Isn’t it possible that literature is written by people who are unhappier than the average human being? And that therefore literature confronts us with a world view that is much bleaker than most people’s world view.
Romain Gary, an author whom I admire greatly, warns us against the “literature of unhappiness”, a literature that focuses only on sadness and that is blind to the diversity of human experience.

Looking for happiness in American suburbs might be an important task.
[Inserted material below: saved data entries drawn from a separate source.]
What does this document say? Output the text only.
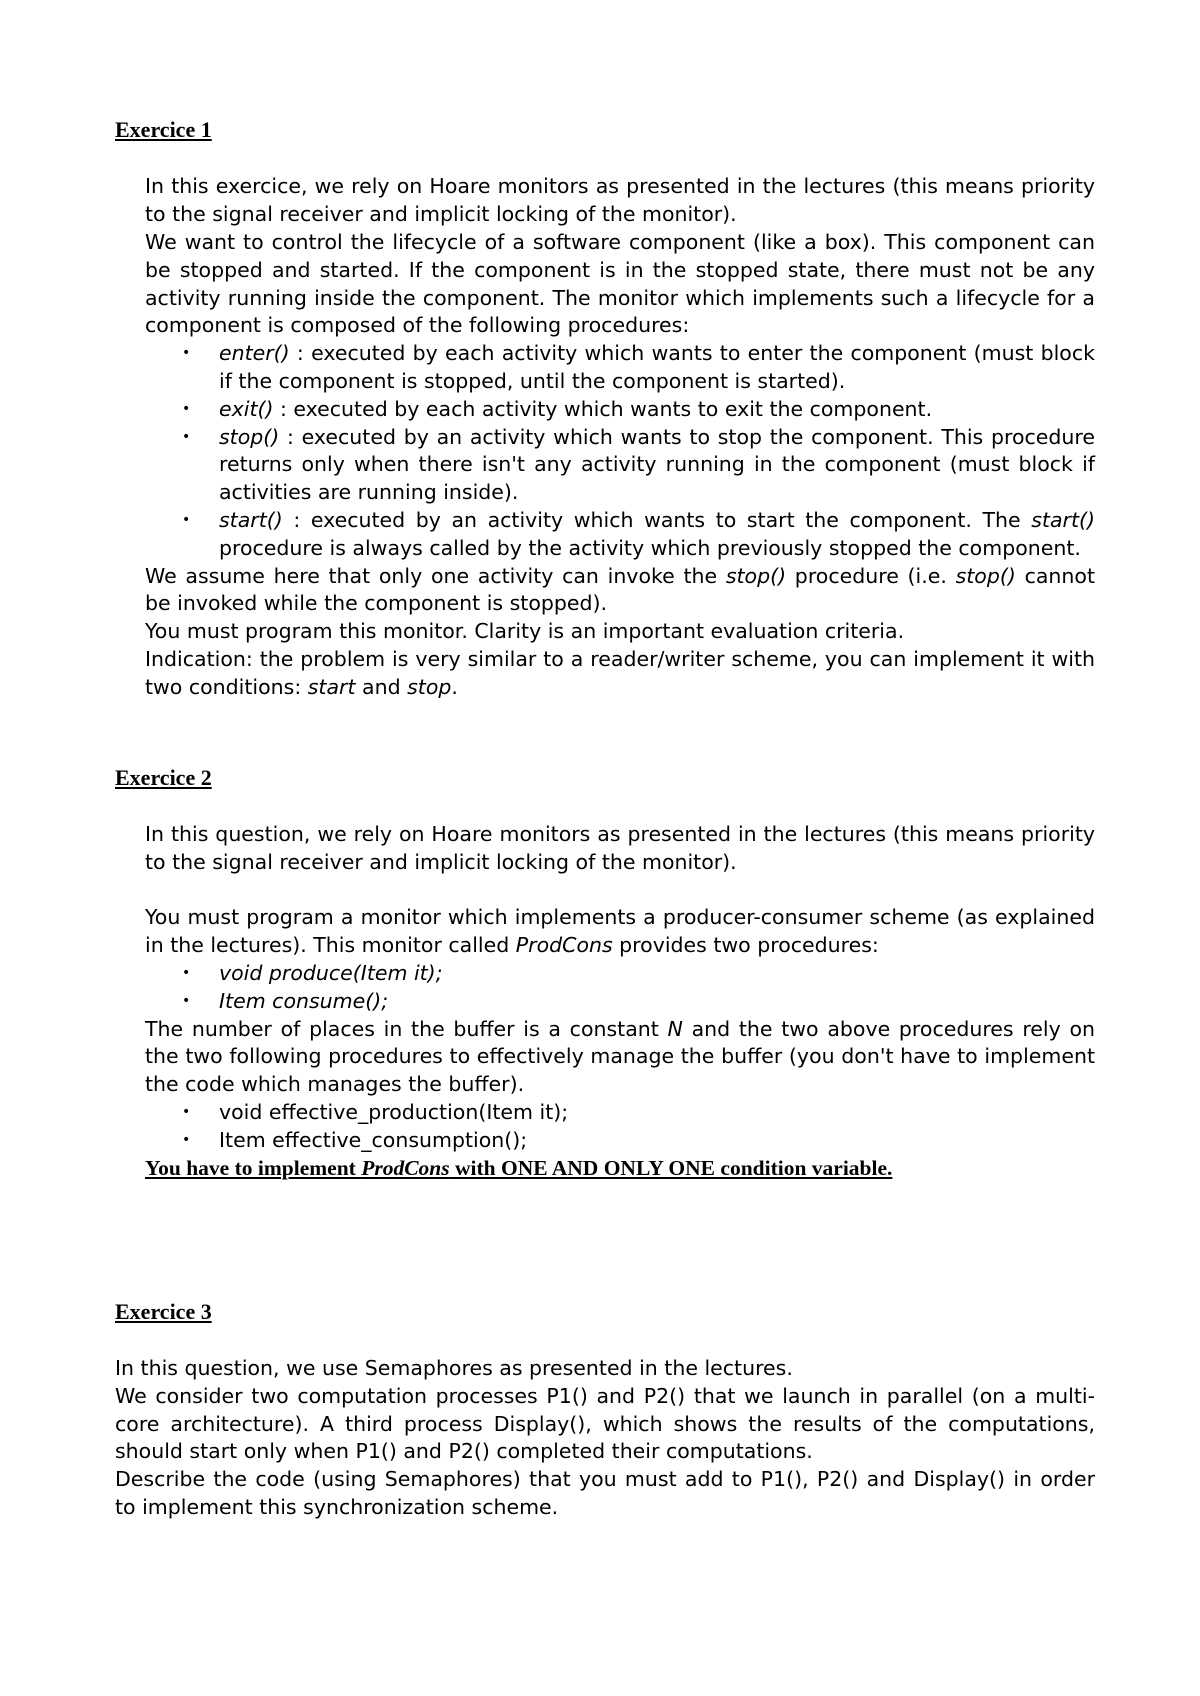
Exercice 1

In this exercice, we rely on Hoare monitors as presented in the lectures (this means priority to the signal receiver and implicit locking of the monitor).

We want to control the lifecycle of a software component (like a box). This component can be stopped and started. If the component is in the stopped state, there must not be any activity running inside the component. The monitor which implements such a lifecycle for a component is composed of the following procedures:

• enter() : executed by each activity which wants to enter the component (must block if the component is stopped, until the component is started).
• exit() : executed by each activity which wants to exit the component.
• stop() : executed by an activity which wants to stop the component. This procedure returns only when there isn't any activity running in the component (must block if activities are running inside).
• start() : executed by an activity which wants to start the component. The start() procedure is always called by the activity which previously stopped the component.

We assume here that only one activity can invoke the stop() procedure (i.e. stop() cannot be invoked while the component is stopped).

You must program this monitor. Clarity is an important evaluation criteria.

Indication: the problem is very similar to a reader/writer scheme, you can implement it with two conditions: start and stop.

Exercice 2

In this question, we rely on Hoare monitors as presented in the lectures (this means priority to the signal receiver and implicit locking of the monitor).

You must program a monitor which implements a producer-consumer scheme (as explained in the lectures). This monitor called ProdCons provides two procedures:

• void produce(Item it);
• Item consume();

The number of places in the buffer is a constant N and the two above procedures rely on the two following procedures to effectively manage the buffer (you don't have to implement the code which manages the buffer).

• void effective_production(Item it);
• Item effective_consumption();

You have to implement ProdCons with ONE AND ONLY ONE condition variable.

Exercice 3

In this question, we use Semaphores as presented in the lectures.

We consider two computation processes P1() and P2() that we launch in parallel (on a multi-core architecture). A third process Display(), which shows the results of the computations, should start only when P1() and P2() completed their computations.

Describe the code (using Semaphores) that you must add to P1(), P2() and Display() in order to implement this synchronization scheme.
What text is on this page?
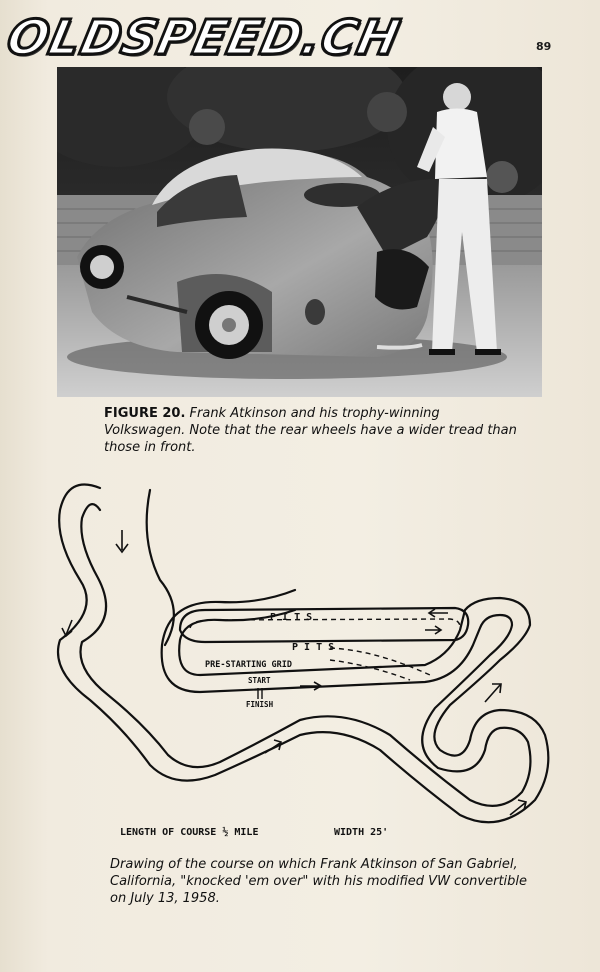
OLDSPEED.CH	89
FIGURE 20. Frank Atkinson and his trophy-winning Volkswagen. Note that the rear wheels have a wider tread than those in front.
P I T S
P I T S
PRE-STARTING GRID
START
FINISH
LENGTH OF COURSE ½ MILE	WIDTH 25'
Drawing of the course on which Frank Atkinson of San Gabriel, California, "knocked 'em over" with his modified VW convertible on July 13, 1958.
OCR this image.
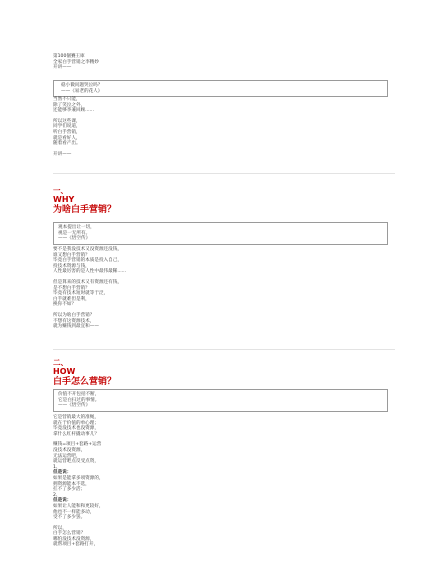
第100個賽王庫
全家白手营销之李精妙
开讲——
稳小微问题哭泣吗？
——《易老的花人》
当然不只能，
除了笑泣之外，
还能够李兼回顾......
所以这些课，
同学们说道，
听白手营销，
就是看好人，
随着看产出。
开讲——
一、
WHY
为啥白手营销？
观本提出让一切，
视是一无所有。
——《悟空传》
要不是我没技术又没资源还没钱，
谁又想白手营销？
毕竟白手营销的本质是投入自己，
投技术资源与钱，
人性最厉害的是人性中最伟最稀......
但是算来的技术又有资源还有钱，
是不想白手营销？
毕竟有技术短时就等于泛，
白手就难但是利，
换你不如？
所以为啥白手营销？
不想有这资源技术，
就为赚钱到最宜和——
二、
HOW
白手怎么营销？
价值不开包括不断，
它是白扫过的事情。
——《悟空传》
它是营销最大的准绳，
就在于价值的单心理；
毕竟没技术也没资源，
拿什么红杆撬动事儿？
赚钱=项目+套路+运营
没技术没资源，
无法运营吧，
就运营吧点反受点资，
1、
但是说：
如果是能拿多项资源的，
拥资源能本不选，
扛不了多少活；
2、
但是说：
如果让人能和和更较好，
他也不一样能多动，
受不了多少罢。
所以，
白手怎么营销？
哪怕没技术没资源，
就帮项目+套路打开，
My biggest objection again this column is not that Mr. Brooks dismisses most literature, because as I said he raises an important question, my biggest objection is that he doesn’t get happiness.
Perhaps other people’s quiet desperation ennobles us, if it doesn’t ennoble us at least it might make us happy.
Even our own quiet desperation can be a source of happiness.


11 comments Last_comment
Maybe the best literature at this moment tries to use some kind of anti-utopia by describing these kind of characters, like houellebecq and franzen (as i understood it, haven't read it). Heroes are for stripbooks? (in my second novel this is a bit more ambivalent at least, maybe also in the first one)
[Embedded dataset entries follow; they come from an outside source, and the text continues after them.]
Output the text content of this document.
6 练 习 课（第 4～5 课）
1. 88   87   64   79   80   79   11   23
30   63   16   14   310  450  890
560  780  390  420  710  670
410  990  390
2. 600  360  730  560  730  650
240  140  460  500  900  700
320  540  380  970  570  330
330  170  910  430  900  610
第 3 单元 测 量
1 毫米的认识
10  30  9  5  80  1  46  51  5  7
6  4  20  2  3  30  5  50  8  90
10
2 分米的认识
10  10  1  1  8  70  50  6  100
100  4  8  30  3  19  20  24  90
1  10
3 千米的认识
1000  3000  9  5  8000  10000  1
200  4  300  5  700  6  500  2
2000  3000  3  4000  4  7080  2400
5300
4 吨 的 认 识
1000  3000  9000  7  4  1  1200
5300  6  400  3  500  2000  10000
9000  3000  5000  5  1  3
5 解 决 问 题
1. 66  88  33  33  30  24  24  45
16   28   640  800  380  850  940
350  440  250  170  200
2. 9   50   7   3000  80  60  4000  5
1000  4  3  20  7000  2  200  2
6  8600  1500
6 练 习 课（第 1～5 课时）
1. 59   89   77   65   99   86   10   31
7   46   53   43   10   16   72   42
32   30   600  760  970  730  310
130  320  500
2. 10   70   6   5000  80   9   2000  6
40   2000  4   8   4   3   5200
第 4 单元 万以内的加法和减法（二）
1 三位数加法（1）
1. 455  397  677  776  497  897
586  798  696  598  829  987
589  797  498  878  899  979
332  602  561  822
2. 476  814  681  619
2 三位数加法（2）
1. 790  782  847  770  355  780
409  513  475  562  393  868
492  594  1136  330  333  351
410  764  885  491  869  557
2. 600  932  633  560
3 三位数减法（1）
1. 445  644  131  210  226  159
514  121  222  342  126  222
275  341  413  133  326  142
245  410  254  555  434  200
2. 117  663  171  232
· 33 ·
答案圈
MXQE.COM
But happyness is a tricky verb to tackle and probably more so for Brooks, i agree with you. We are probably the happiest when we do something we like without thinking of being happy.
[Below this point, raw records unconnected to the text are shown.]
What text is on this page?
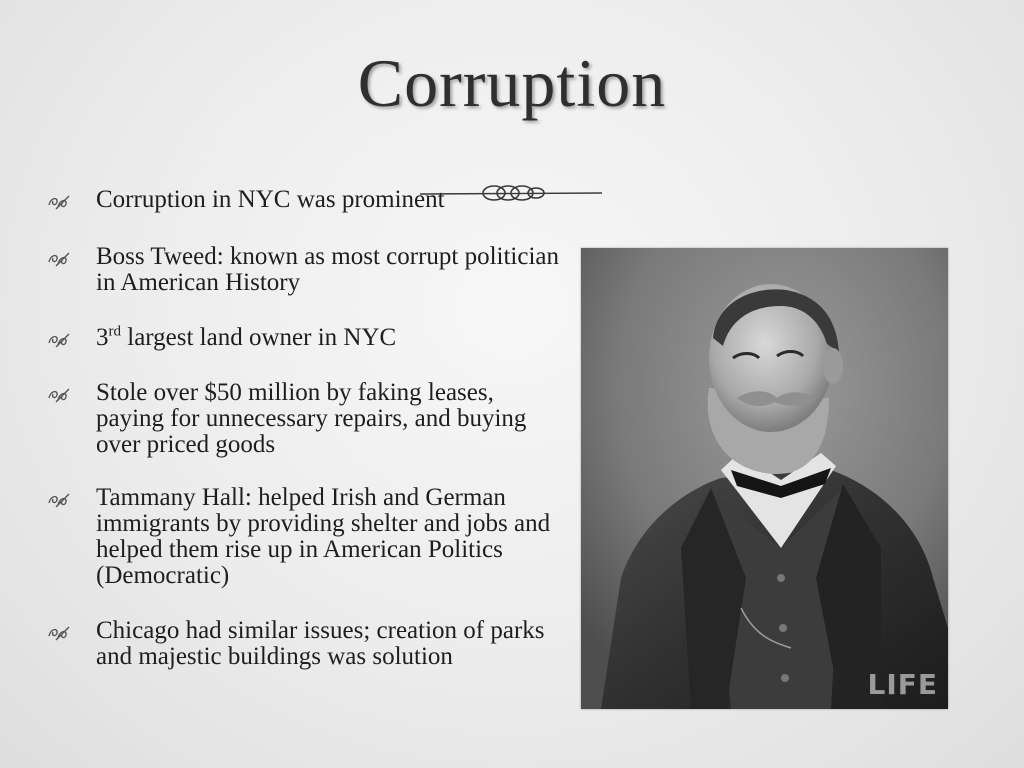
Corruption
Corruption in NYC was prominent
Boss Tweed: known as most corrupt politician in American History
3rd largest land owner in NYC
Stole over $50 million by faking leases, paying for unnecessary repairs, and buying over priced goods
Tammany Hall: helped Irish and German immigrants by providing shelter and jobs and helped them rise up in American Politics (Democratic)
Chicago had similar issues; creation of parks and majestic buildings was solution
LIFE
En zie ook: http://www.youtube.com/watch?v=8EoukRWQ-ec
Still strange how a rather happy man, you , with a happy, successful life and surrounded by other happy people writes about the unhappy.
"All happy families are alike. Every unhappy family is unhappy in it's own way."
Misfortune never ennobled me.That's a myth to keep the unhappy quiet.
“Even our own quite desperation can be a source of happiness“
Although it did not ennoble me too much, it certainly made me laugh sometimes, even made me feel happy for a while.

@Mieke
Even your comment in ‘Lemonade’ made me laugh and I thought ‘Just a few beatings more, and I would have become a real man.'
@ Bernard
About lemonade. Happy the cynism didn't escape you.
Reading about the unhappiness of others has the same function as gossip: It makes you feel superior - that's why you feel better-, I hesitate to call that ennobling.
It's Revolutionary Road all over again. Please, let's not talk about our misfortune anymore, but rather express the fear we feel for others. Fear starts in the possibilities of the mind.
Fear for others
@L David
As an illustration, I can quote what a mother once said to her son: ‘God looks upon you and judges you through the eyes of the people. And the people has to right to punish you, regardless’.
@ Bernard
In such a scenario you don't need a devil or hell.
merits of freedom (scientific)
cross pollination by solitary bees proven to be 125% more efficient, than those working in hives with one queen
grammar & spelling
"But happyness is a tricky verb to tackle"
- happiness. Which is not a verb but a noun!
"Warns us for" - warn against/of...
"blind for" - blind to
"quite' - quiet (desperation)
Yes, "the mass of men lead lives of quiet desperation".
Quite....
Hesper
Thanks for pointing out some typo’s and some wrong prepositions.